Eind vorig jaar zei Tom Boonen in een interview : ‘Gert is véél beter dan Nick, hij is tien keer meer coureur. Zonder afbreuk te doen aan Nicks kwaliteiten : het is een lepe renner, die vooral won dankzij de ploeg.’

“Daar ben ik van geschrokken. Dat is logisch : ik heb vier jaar voor Tom gereden. (ernstig) Ook met goede benen. En ik heb daar nooit een probleem van gemaakt.”

Heb je daar met hem over gepraat ?

“Neen. Je kan daar een hele polemiek over beginnen, maar daar heb ik geen behoefte aan. Voor mij is dat afgesloten.”

Onlangs zei je nog : ‘Ik wil niet mijn hele leven in het wielrennen blijven hangen.’ Waarom niet ?

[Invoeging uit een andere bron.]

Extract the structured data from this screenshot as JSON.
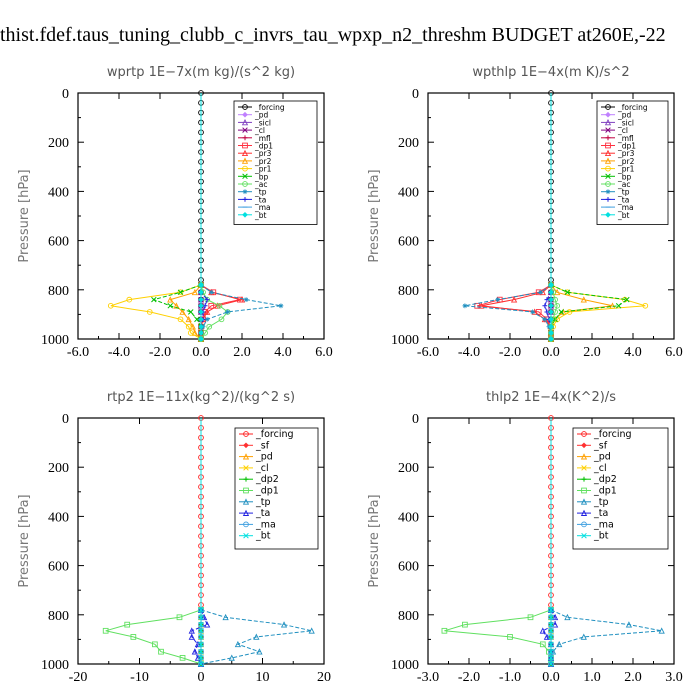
{
  "figure_title": "thist.fdef.taus_tuning_clubb_c_invrs_tau_wpxp_n2_threshm  BUDGET at260E,-22",
  "chart_data": [
    {
      "type": "line",
      "title": "wprtp   1E−7x(m kg)/(s^2 kg)",
      "ylabel": "Pressure [hPa]",
      "xlim": [
        -6,
        6
      ],
      "ylim": [
        1000,
        0
      ],
      "xticks": [
        "-6.0",
        "-4.0",
        "-2.0",
        "0.0",
        "2.0",
        "4.0",
        "6.0"
      ],
      "yticks": [
        "0",
        "200",
        "400",
        "600",
        "800",
        "1000"
      ],
      "y": [
        780,
        810,
        840,
        865,
        890,
        920,
        950,
        975,
        1000
      ],
      "series": [
        {
          "name": "_forcing",
          "color": "#000000",
          "values": [
            0,
            0,
            0,
            0,
            0,
            0,
            0,
            0,
            0
          ]
        },
        {
          "name": "_pd",
          "color": "#c080ff",
          "values": [
            0,
            0,
            0,
            0,
            0,
            0,
            0,
            0,
            0
          ]
        },
        {
          "name": "_sicl",
          "color": "#8040c0",
          "values": [
            0,
            0,
            0,
            0,
            0,
            0,
            0,
            0,
            0
          ]
        },
        {
          "name": "_cl",
          "color": "#800080",
          "values": [
            0,
            0,
            0,
            0,
            0,
            0,
            0,
            0,
            0
          ]
        },
        {
          "name": "_mfl",
          "color": "#c00040",
          "values": [
            0,
            0,
            0,
            0,
            0,
            0,
            0,
            0,
            0
          ]
        },
        {
          "name": "_dp1",
          "color": "#ff3040",
          "values": [
            0,
            0.6,
            1.9,
            0.5,
            0.2,
            0.1,
            0,
            0,
            0
          ]
        },
        {
          "name": "_pr3",
          "color": "#ff3030",
          "values": [
            0,
            0.5,
            2.0,
            0.8,
            0.3,
            0.1,
            0,
            0,
            0
          ]
        },
        {
          "name": "_pr2",
          "color": "#ffa000",
          "values": [
            0,
            -0.3,
            -1.5,
            -1.2,
            -0.9,
            -0.6,
            -0.4,
            -0.3,
            0
          ]
        },
        {
          "name": "_pr1",
          "color": "#ffd000",
          "values": [
            0,
            -1.0,
            -3.5,
            -4.4,
            -2.5,
            -1.0,
            -0.6,
            -0.5,
            0
          ]
        },
        {
          "name": "_bp",
          "color": "#00c000",
          "values": [
            0,
            -1.0,
            -2.3,
            -1.5,
            -0.5,
            -0.2,
            0,
            0,
            0
          ]
        },
        {
          "name": "_ac",
          "color": "#60e060",
          "values": [
            0,
            0.1,
            0.3,
            0.9,
            1.3,
            1.0,
            0.4,
            0.2,
            0
          ]
        },
        {
          "name": "_tp",
          "color": "#2090c0",
          "values": [
            0,
            0.5,
            2.2,
            3.9,
            1.3,
            0.3,
            0.1,
            0,
            0
          ]
        },
        {
          "name": "_ta",
          "color": "#2020e0",
          "values": [
            0,
            0,
            0.3,
            0.2,
            0.1,
            0.1,
            0,
            0,
            0
          ]
        },
        {
          "name": "_ma",
          "color": "#40a0e0",
          "values": [
            0,
            0,
            0,
            0,
            0,
            0,
            0,
            0,
            0
          ]
        },
        {
          "name": "_bt",
          "color": "#00e0e0",
          "values": [
            0,
            0,
            0,
            0,
            0,
            0,
            0,
            0,
            0
          ]
        }
      ]
    },
    {
      "type": "line",
      "title": "wpthlp   1E−4x(m K)/s^2",
      "ylabel": "Pressure [hPa]",
      "xlim": [
        -6,
        6
      ],
      "ylim": [
        1000,
        0
      ],
      "xticks": [
        "-6.0",
        "-4.0",
        "-2.0",
        "0.0",
        "2.0",
        "4.0",
        "6.0"
      ],
      "yticks": [
        "0",
        "200",
        "400",
        "600",
        "800",
        "1000"
      ],
      "y": [
        780,
        810,
        840,
        865,
        890,
        920,
        950,
        975,
        1000
      ],
      "series": [
        {
          "name": "_forcing",
          "color": "#000000",
          "values": [
            0,
            0,
            0,
            0,
            0,
            0,
            0,
            0,
            0
          ]
        },
        {
          "name": "_pd",
          "color": "#c080ff",
          "values": [
            0,
            0,
            0,
            0,
            0,
            0,
            0,
            0,
            0
          ]
        },
        {
          "name": "_sicl",
          "color": "#8040c0",
          "values": [
            0,
            0,
            0,
            0,
            0,
            0,
            0,
            0,
            0
          ]
        },
        {
          "name": "_cl",
          "color": "#800080",
          "values": [
            0,
            0,
            0,
            0,
            0,
            0,
            0,
            0,
            0
          ]
        },
        {
          "name": "_mfl",
          "color": "#c00040",
          "values": [
            0,
            0,
            0,
            0,
            0,
            0,
            0,
            0,
            0
          ]
        },
        {
          "name": "_dp1",
          "color": "#ff3040",
          "values": [
            0,
            -0.6,
            -2.5,
            -3.6,
            -0.6,
            -0.2,
            0,
            0,
            0
          ]
        },
        {
          "name": "_pr3",
          "color": "#ff3030",
          "values": [
            0,
            -0.4,
            -1.8,
            -3.4,
            -0.8,
            -0.3,
            0,
            0,
            0
          ]
        },
        {
          "name": "_pr2",
          "color": "#ffa000",
          "values": [
            0,
            0.3,
            1.6,
            3.0,
            0.6,
            0.2,
            0,
            0,
            0
          ]
        },
        {
          "name": "_pr1",
          "color": "#ffd000",
          "values": [
            0,
            0.8,
            3.6,
            4.6,
            0.9,
            0.3,
            0.1,
            0,
            0
          ]
        },
        {
          "name": "_bp",
          "color": "#00c000",
          "values": [
            0,
            0.8,
            3.7,
            3.3,
            0.5,
            0.2,
            0,
            0,
            0
          ]
        },
        {
          "name": "_ac",
          "color": "#60e060",
          "values": [
            0,
            0.1,
            0.2,
            0.3,
            0.2,
            0.1,
            0,
            0,
            0
          ]
        },
        {
          "name": "_tp",
          "color": "#2090c0",
          "values": [
            0,
            -0.5,
            -2.6,
            -4.2,
            -0.9,
            -0.3,
            -0.1,
            0,
            0
          ]
        },
        {
          "name": "_ta",
          "color": "#2020e0",
          "values": [
            0,
            0,
            -0.2,
            -0.3,
            -0.2,
            -0.1,
            0,
            0,
            0
          ]
        },
        {
          "name": "_ma",
          "color": "#40a0e0",
          "values": [
            0,
            0,
            0,
            0,
            0,
            0,
            0,
            0,
            0
          ]
        },
        {
          "name": "_bt",
          "color": "#00e0e0",
          "values": [
            0,
            0,
            0,
            0,
            0,
            0,
            0,
            0,
            0
          ]
        }
      ]
    },
    {
      "type": "line",
      "title": "rtp2   1E−11x(kg^2)/(kg^2 s)",
      "ylabel": "Pressure [hPa]",
      "xlim": [
        -20,
        20
      ],
      "ylim": [
        1000,
        0
      ],
      "xticks": [
        "-20",
        "-10",
        "0",
        "10",
        "20"
      ],
      "yticks": [
        "0",
        "200",
        "400",
        "600",
        "800",
        "1000"
      ],
      "y": [
        780,
        810,
        840,
        865,
        890,
        920,
        950,
        975,
        1000
      ],
      "series": [
        {
          "name": "_forcing",
          "color": "#ff2020",
          "values": [
            0,
            0,
            0,
            0,
            0,
            0,
            0,
            0,
            0
          ]
        },
        {
          "name": "_sf",
          "color": "#ff3030",
          "values": [
            0,
            0,
            0,
            0,
            0,
            0,
            0,
            0,
            0
          ]
        },
        {
          "name": "_pd",
          "color": "#ffa000",
          "values": [
            0,
            0,
            0,
            0,
            0,
            0,
            0,
            0,
            0
          ]
        },
        {
          "name": "_cl",
          "color": "#ffd000",
          "values": [
            0,
            0,
            0,
            0,
            0,
            0,
            0,
            0,
            0
          ]
        },
        {
          "name": "_dp2",
          "color": "#00c000",
          "values": [
            0,
            0,
            0,
            0,
            0,
            0,
            0,
            0,
            0
          ]
        },
        {
          "name": "_dp1",
          "color": "#60e060",
          "values": [
            0,
            -3.5,
            -12.0,
            -15.5,
            -11.0,
            -7.5,
            -6.5,
            -3.0,
            0
          ]
        },
        {
          "name": "_tp",
          "color": "#2090c0",
          "values": [
            0,
            4.0,
            13.5,
            18.0,
            9.0,
            6.0,
            9.5,
            5.0,
            0
          ]
        },
        {
          "name": "_ta",
          "color": "#2020e0",
          "values": [
            0,
            0.5,
            1.0,
            -1.5,
            -1.5,
            -0.5,
            -1.0,
            -0.5,
            0
          ]
        },
        {
          "name": "_ma",
          "color": "#40a0e0",
          "values": [
            0,
            0,
            0,
            0,
            0,
            0,
            0,
            0,
            0
          ]
        },
        {
          "name": "_bt",
          "color": "#00e0e0",
          "values": [
            0,
            0,
            0,
            0,
            0,
            0,
            0,
            0,
            0
          ]
        }
      ]
    },
    {
      "type": "line",
      "title": "thlp2   1E−4x(K^2)/s",
      "ylabel": "Pressure [hPa]",
      "xlim": [
        -3,
        3
      ],
      "ylim": [
        1000,
        0
      ],
      "xticks": [
        "-3.0",
        "-2.0",
        "-1.0",
        "0.0",
        "1.0",
        "2.0",
        "3.0"
      ],
      "yticks": [
        "0",
        "200",
        "400",
        "600",
        "800",
        "1000"
      ],
      "y": [
        780,
        810,
        840,
        865,
        890,
        920,
        950,
        975,
        1000
      ],
      "series": [
        {
          "name": "_forcing",
          "color": "#ff2020",
          "values": [
            0,
            0,
            0,
            0,
            0,
            0,
            0,
            0,
            0
          ]
        },
        {
          "name": "_sf",
          "color": "#ff3030",
          "values": [
            0,
            0,
            0,
            0,
            0,
            0,
            0,
            0,
            0
          ]
        },
        {
          "name": "_pd",
          "color": "#ffa000",
          "values": [
            0,
            0,
            0,
            0,
            0,
            0,
            0,
            0,
            0
          ]
        },
        {
          "name": "_cl",
          "color": "#ffd000",
          "values": [
            0,
            0,
            0,
            0,
            0,
            0,
            0,
            0,
            0
          ]
        },
        {
          "name": "_dp2",
          "color": "#00c000",
          "values": [
            0,
            0,
            0,
            0,
            0,
            0,
            0,
            0,
            0
          ]
        },
        {
          "name": "_dp1",
          "color": "#60e060",
          "values": [
            0,
            -0.5,
            -2.1,
            -2.6,
            -1.0,
            -0.2,
            -0.05,
            0,
            0
          ]
        },
        {
          "name": "_tp",
          "color": "#2090c0",
          "values": [
            0,
            0.4,
            1.9,
            2.7,
            0.8,
            0.2,
            0.05,
            0,
            0
          ]
        },
        {
          "name": "_ta",
          "color": "#2020e0",
          "values": [
            0,
            0.1,
            0.1,
            -0.2,
            -0.1,
            0,
            0,
            0,
            0
          ]
        },
        {
          "name": "_ma",
          "color": "#40a0e0",
          "values": [
            0,
            0,
            0,
            0,
            0,
            0,
            0,
            0,
            0
          ]
        },
        {
          "name": "_bt",
          "color": "#00e0e0",
          "values": [
            0,
            0,
            0,
            0,
            0,
            0,
            0,
            0,
            0
          ]
        }
      ]
    }
  ]
}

“Omdat ik vind dat er meer in het leven is dan de fiets alleen. Ik heb gestudeerd en ik heb dat niet enkel voor dat papiertje gedaan. Communicatie interesseert me echt en ik zou graag ooit in de marketing terechtkomen. Liefst in de sport, voetbal of wielrennen. Zo blijf je natuurlijk ook in het wereldje, maar ik zie mezelf later bijvoorbeeld niet als ploegleider. Met alle respect voor diegenen die dat wel willen doen, maar ik vind dat ik meer in mijn mars heb dan dat.”

Je hebt een bredere blik dan veel van je collega’s.

“Ik heb enorm genoten van mijn studententijd en ik ben heel blij dat ik die periode heb meegemaakt. Het is een bagage die je je hele leven meedraagt. Ik vind niet dat je slimmer bent dan de rest omdat je een papiertje in je handen hebt, maar je krijgt er wel een bepaalde levenservaring mee. Je hebt meer een open blik. Ik heb dat trouwens ook altijd van thuis uit meegekregen : voetjes op de grond, niet zweven, respect voor een ander. Ik ben mijn ouders heel dankbaar voor de waarden die ze me meegaven. Voor mij is er meer dan dat ding op twee wielen.”